Ayer, he added, insisted from the outset that the cast not employ Scottish or British accents in order to make the dialogue more accessible to audiences.

He said this is one of the best experiences he has had in theater.

Macbeth's ultimate enemy, Macduff, is played by Frank Stetson, who comes from Meredith and currently lives in Concord. He said Macduff is a vengeful father and husband looking for justice for his family and his country.

"His motivations and his drive are pretty simple," Stetson said.

Stetson studied Shakespeare on college and has done a few Shakespearean shows.

"When we had the opportunity to finally do it I was really excited," Stetson said.

Stetson said Shakespeare's language can be understood.

"It's a matter of sitting down and understanding what you're saying," Stetson said.

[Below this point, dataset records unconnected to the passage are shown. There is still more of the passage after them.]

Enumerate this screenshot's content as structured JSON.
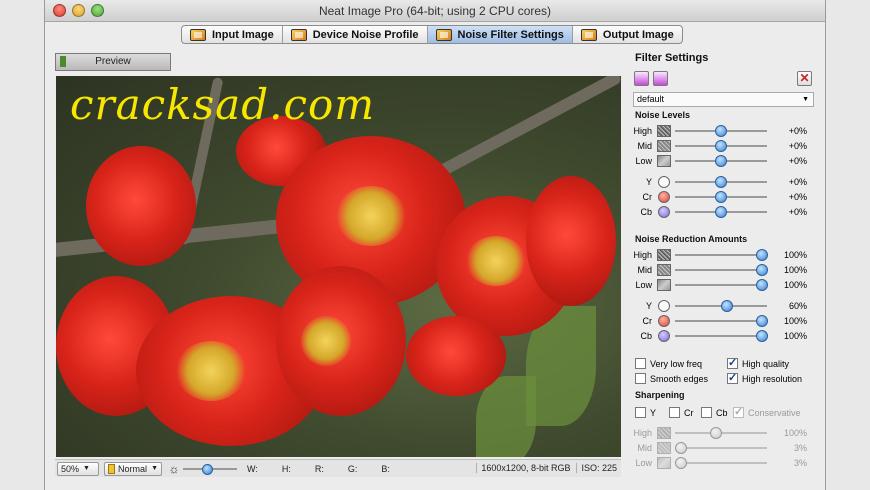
{
  "window": {
    "title": "Neat Image Pro (64-bit; using 2 CPU cores)"
  },
  "tabs": [
    {
      "label": "Input Image",
      "active": false
    },
    {
      "label": "Device Noise Profile",
      "active": false
    },
    {
      "label": "Noise Filter Settings",
      "active": true
    },
    {
      "label": "Output Image",
      "active": false
    }
  ],
  "preview": {
    "label": "Preview",
    "watermark": "cracksad.com"
  },
  "status": {
    "zoom": "50%",
    "mode": "Normal",
    "w_label": "W:",
    "h_label": "H:",
    "r_label": "R:",
    "g_label": "G:",
    "b_label": "B:",
    "image_info": "1600x1200, 8-bit RGB",
    "iso": "ISO: 225",
    "brightness_level": 0.45
  },
  "panel": {
    "title": "Filter Settings",
    "preset": "default",
    "noise_levels": {
      "title": "Noise Levels",
      "rows": [
        {
          "label": "High",
          "icon": "noise-high-icon",
          "value": "+0%",
          "level": 0.5
        },
        {
          "label": "Mid",
          "icon": "noise-mid-icon",
          "value": "+0%",
          "level": 0.5
        },
        {
          "label": "Low",
          "icon": "noise-low-icon",
          "value": "+0%",
          "level": 0.5
        },
        {
          "label": "Y",
          "icon": "y-channel-icon",
          "value": "+0%",
          "level": 0.5
        },
        {
          "label": "Cr",
          "icon": "cr-channel-icon",
          "value": "+0%",
          "level": 0.5
        },
        {
          "label": "Cb",
          "icon": "cb-channel-icon",
          "value": "+0%",
          "level": 0.5
        }
      ]
    },
    "reduction": {
      "title": "Noise Reduction Amounts",
      "rows": [
        {
          "label": "High",
          "icon": "noise-high-icon",
          "value": "100%",
          "level": 0.95
        },
        {
          "label": "Mid",
          "icon": "noise-mid-icon",
          "value": "100%",
          "level": 0.95
        },
        {
          "label": "Low",
          "icon": "noise-low-icon",
          "value": "100%",
          "level": 0.95
        },
        {
          "label": "Y",
          "icon": "y-channel-icon",
          "value": "60%",
          "level": 0.57
        },
        {
          "label": "Cr",
          "icon": "cr-channel-icon",
          "value": "100%",
          "level": 0.95
        },
        {
          "label": "Cb",
          "icon": "cb-channel-icon",
          "value": "100%",
          "level": 0.95
        }
      ]
    },
    "options": {
      "very_low_freq": {
        "label": "Very low freq",
        "checked": false
      },
      "high_quality": {
        "label": "High quality",
        "checked": true
      },
      "smooth_edges": {
        "label": "Smooth edges",
        "checked": false
      },
      "high_resolution": {
        "label": "High resolution",
        "checked": true
      }
    },
    "sharpening": {
      "title": "Sharpening",
      "y": {
        "label": "Y",
        "checked": false
      },
      "cr": {
        "label": "Cr",
        "checked": false
      },
      "cb": {
        "label": "Cb",
        "checked": false
      },
      "conservative": {
        "label": "Conservative",
        "checked": true
      },
      "rows": [
        {
          "label": "High",
          "value": "100%",
          "level": 0.45
        },
        {
          "label": "Mid",
          "value": "3%",
          "level": 0.06
        },
        {
          "label": "Low",
          "value": "3%",
          "level": 0.06
        }
      ]
    }
  }
}
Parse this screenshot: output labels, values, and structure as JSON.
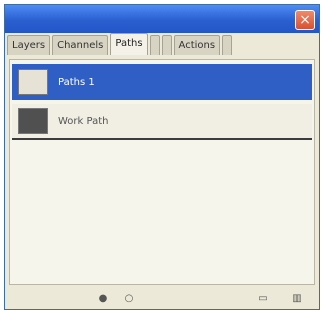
{
  "window": {
    "close_glyph": "×"
  },
  "tabs": [
    {
      "label": "Layers",
      "active": false
    },
    {
      "label": "Channels",
      "active": false
    },
    {
      "label": "Paths",
      "active": true
    },
    {
      "label": "",
      "active": false
    },
    {
      "label": "",
      "active": false
    },
    {
      "label": "Actions",
      "active": false
    },
    {
      "label": "",
      "active": false
    }
  ],
  "layers": [
    {
      "name": "Paths 1",
      "selected": true
    },
    {
      "name": "Work Path",
      "selected": false
    }
  ],
  "bottom_icons": [
    "fill-path-icon",
    "stroke-path-icon",
    "new-path-icon",
    "delete-path-icon"
  ],
  "colors": {
    "accent": "#2f5fc4",
    "title_gradient": "#2a5fd0",
    "close": "#d9502e"
  }
}
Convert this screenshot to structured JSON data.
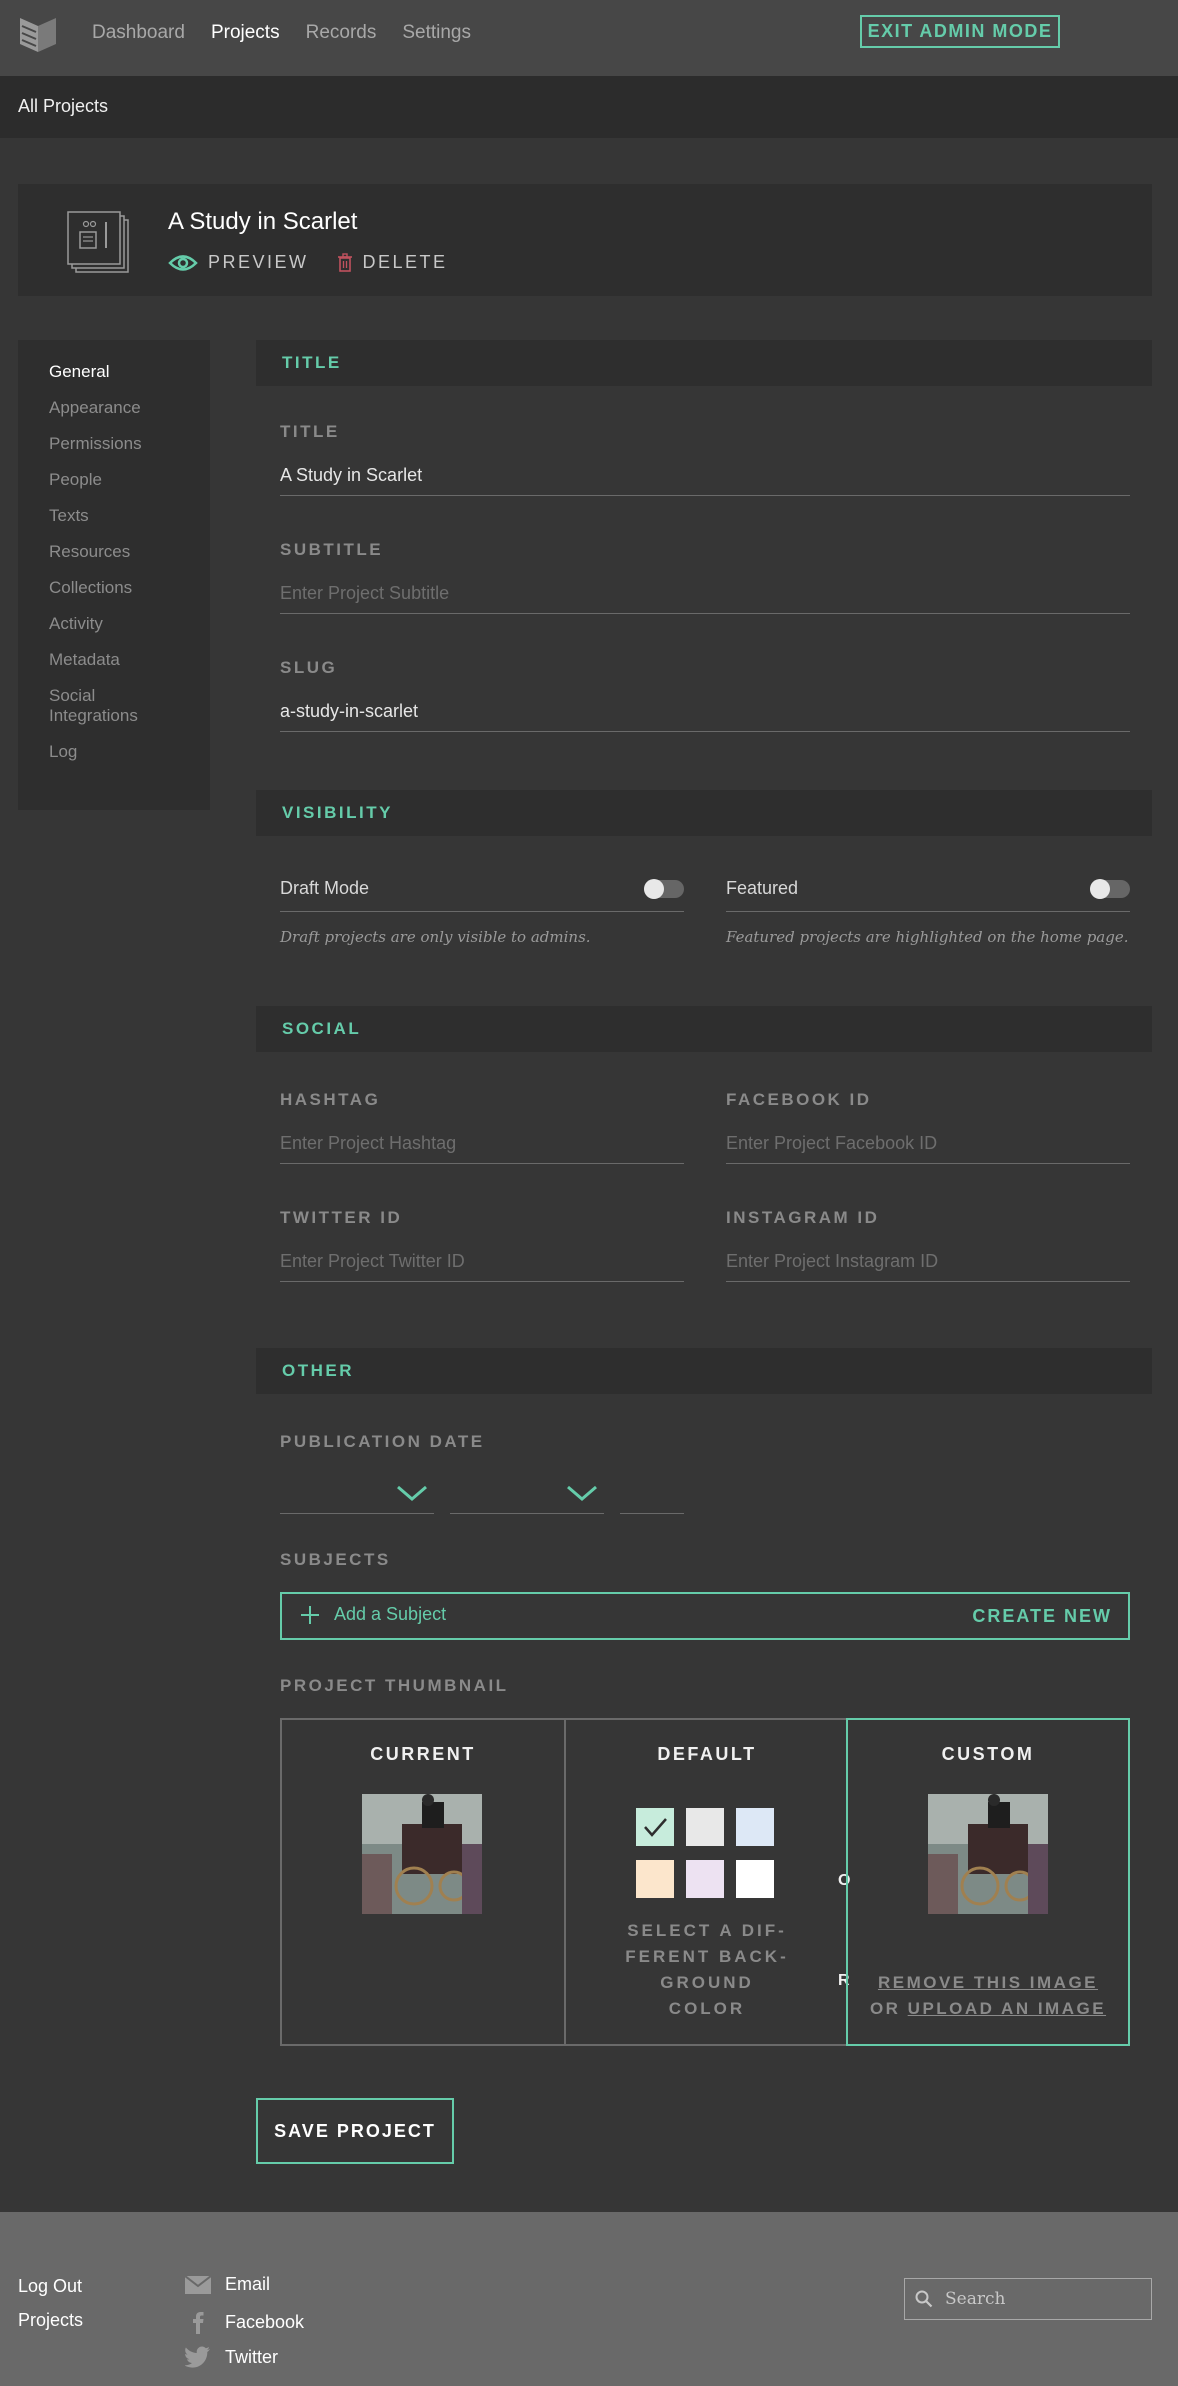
{
  "nav": {
    "items": [
      "Dashboard",
      "Projects",
      "Records",
      "Settings"
    ],
    "exit_label": "EXIT ADMIN MODE"
  },
  "breadcrumb": "All Projects",
  "project": {
    "title": "A Study in Scarlet",
    "preview_label": "PREVIEW",
    "delete_label": "DELETE"
  },
  "sidebar": {
    "items": [
      "General",
      "Appearance",
      "Permissions",
      "People",
      "Texts",
      "Resources",
      "Collections",
      "Activity",
      "Metadata",
      "Social Integrations",
      "Log"
    ],
    "active": "General"
  },
  "sections": {
    "title": {
      "header": "TITLE",
      "title_label": "TITLE",
      "title_value": "A Study in Scarlet",
      "subtitle_label": "SUBTITLE",
      "subtitle_placeholder": "Enter Project Subtitle",
      "slug_label": "SLUG",
      "slug_value": "a-study-in-scarlet"
    },
    "visibility": {
      "header": "VISIBILITY",
      "draft_label": "Draft Mode",
      "draft_on": false,
      "draft_note": "Draft projects are only visible to admins.",
      "featured_label": "Featured",
      "featured_on": false,
      "featured_note": "Featured projects are highlighted on the home page."
    },
    "social": {
      "header": "SOCIAL",
      "hashtag_label": "HASHTAG",
      "hashtag_placeholder": "Enter Project Hashtag",
      "facebook_label": "FACEBOOK ID",
      "facebook_placeholder": "Enter Project Facebook ID",
      "twitter_label": "TWITTER ID",
      "twitter_placeholder": "Enter Project Twitter ID",
      "instagram_label": "INSTAGRAM ID",
      "instagram_placeholder": "Enter Project Instagram ID"
    },
    "other": {
      "header": "OTHER",
      "pubdate_label": "PUBLICATION DATE",
      "subjects_label": "SUBJECTS",
      "add_subject": "Add a Subject",
      "create_new": "CREATE NEW",
      "thumb_label": "PROJECT THUMBNAIL",
      "current_label": "CURRENT",
      "default_label": "DEFAULT",
      "custom_label": "CUSTOM",
      "default_hint_lines": [
        "SELECT A DIF-",
        "FERENT BACK-",
        "GROUND",
        "COLOR"
      ],
      "swatches": [
        "#c7ecdc",
        "#e8e8e8",
        "#dde8f6",
        "#fce6cc",
        "#ede2f2",
        "#ffffff"
      ],
      "selected_swatch": 0,
      "remove_image": "REMOVE THIS IMAGE",
      "or_word": "OR",
      "upload_image": "UPLOAD AN IMAGE",
      "divider_or_top": "O",
      "divider_or_bottom": "R"
    }
  },
  "save_label": "SAVE PROJECT",
  "footer": {
    "links": [
      "Log Out",
      "Projects"
    ],
    "social": [
      "Email",
      "Facebook",
      "Twitter"
    ],
    "search_placeholder": "Search"
  },
  "colors": {
    "accent": "#65ccaa",
    "background": "#363636",
    "panel": "#2e2e2e",
    "delete": "#c0525e"
  }
}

Kristine Snow of Alton, Evelyn Taylor of Gilford, and Melanie Perkins of Middleton play the Witches. Perkins once played Lady Capulet in a production of "Romeo and Juliet."

"I like it because it's poetic and it all rhymes," Perkins said.

Snow and Taylor had never done Shakespeare before.

"It's on my bucket list," Taylor said.

All three said they have been having a lot of fun playing the Witches. Perkins said the three have some choral lines together and that the text gives flexibility to play with the lines.

Taylor said everyone has been awesome to work with.

"Macbeth" will be performed at the Laconia High School auditorium Nov. 30, Dec. 1, and Dec. 2. The Friday and Saturday night shows begin at 7 p.m., and Sunday's performance will be a 2 p.m. matinee. Tickets are on sale at the Streetcar Company Web site at www.streetcarcompany.com.